14 lions 'escaped' from South Africa's Kruger National Park were a 'false alarm'

The lions have lived in that area for years, officials said.

PRETORIA, South Africa -- A pride of 14 lions that were reported to have escaped from South Africa's Kruger National Park actually weren't from the park at all, officials said.

Residents of Phalaborwa, in the province of Limpopo, were warned last week to be on alert after the lions were spotted near a phosphate mine.

But after closer inspection, authorities found that the pride was not from Kruger, but had been living and hunting in the area for a considerable time. The lions now will be left undisturbed in their home territory.

The Limpopo Department of Economic Development, Environment and Tourism (LEDET) says the area where the lions were spotted is a well-known roaming area for various wildlife within the region.

Department spokesman Zaid Kalla told ABC News, "It was a false alarm. The lions were spotted when they started roaming to look for food, but they're still in the area they have been living in for at least the past two years."

Kalla says the animals will not be darted and moved, as was earlier planned.

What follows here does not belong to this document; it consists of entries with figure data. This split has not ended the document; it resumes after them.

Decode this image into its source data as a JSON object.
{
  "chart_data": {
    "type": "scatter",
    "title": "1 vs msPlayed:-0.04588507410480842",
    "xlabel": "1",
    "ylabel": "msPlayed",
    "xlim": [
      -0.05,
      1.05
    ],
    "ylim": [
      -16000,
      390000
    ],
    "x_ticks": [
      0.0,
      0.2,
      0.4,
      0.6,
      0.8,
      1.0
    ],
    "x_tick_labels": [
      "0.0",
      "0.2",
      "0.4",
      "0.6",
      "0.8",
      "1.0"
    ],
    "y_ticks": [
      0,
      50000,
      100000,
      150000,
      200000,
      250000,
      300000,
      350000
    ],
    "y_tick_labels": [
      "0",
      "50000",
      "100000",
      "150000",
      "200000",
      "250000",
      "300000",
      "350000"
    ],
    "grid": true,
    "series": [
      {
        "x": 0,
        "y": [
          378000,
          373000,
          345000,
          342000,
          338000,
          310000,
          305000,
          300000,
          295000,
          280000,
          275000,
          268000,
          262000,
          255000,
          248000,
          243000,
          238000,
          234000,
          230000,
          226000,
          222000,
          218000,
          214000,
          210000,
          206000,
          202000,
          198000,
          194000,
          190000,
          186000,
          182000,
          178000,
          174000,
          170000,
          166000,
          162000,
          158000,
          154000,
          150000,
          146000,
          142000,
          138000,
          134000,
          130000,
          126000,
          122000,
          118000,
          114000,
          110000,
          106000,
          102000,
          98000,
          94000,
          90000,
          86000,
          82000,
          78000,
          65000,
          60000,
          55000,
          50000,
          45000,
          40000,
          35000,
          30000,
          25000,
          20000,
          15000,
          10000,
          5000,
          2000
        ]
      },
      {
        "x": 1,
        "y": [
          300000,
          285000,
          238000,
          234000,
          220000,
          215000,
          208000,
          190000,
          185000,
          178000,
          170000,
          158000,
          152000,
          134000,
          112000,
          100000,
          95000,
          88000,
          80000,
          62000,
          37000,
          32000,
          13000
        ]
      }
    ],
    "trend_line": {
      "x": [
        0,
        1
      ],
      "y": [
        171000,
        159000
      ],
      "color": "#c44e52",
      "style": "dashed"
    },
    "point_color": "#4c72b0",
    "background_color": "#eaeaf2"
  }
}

"The animals will be kept within the area. The Department's role is to enforce control where human lives are threatened and the lions have not been of any threat to humans," he told ABC News, adding that several inhabitants have been interviewed and told officials they're aware the lions are living in the area.

"Co-habiting between wildlife and humans has always been monitored and well preserved by both LEDET and management of various facilities within the area," he explained.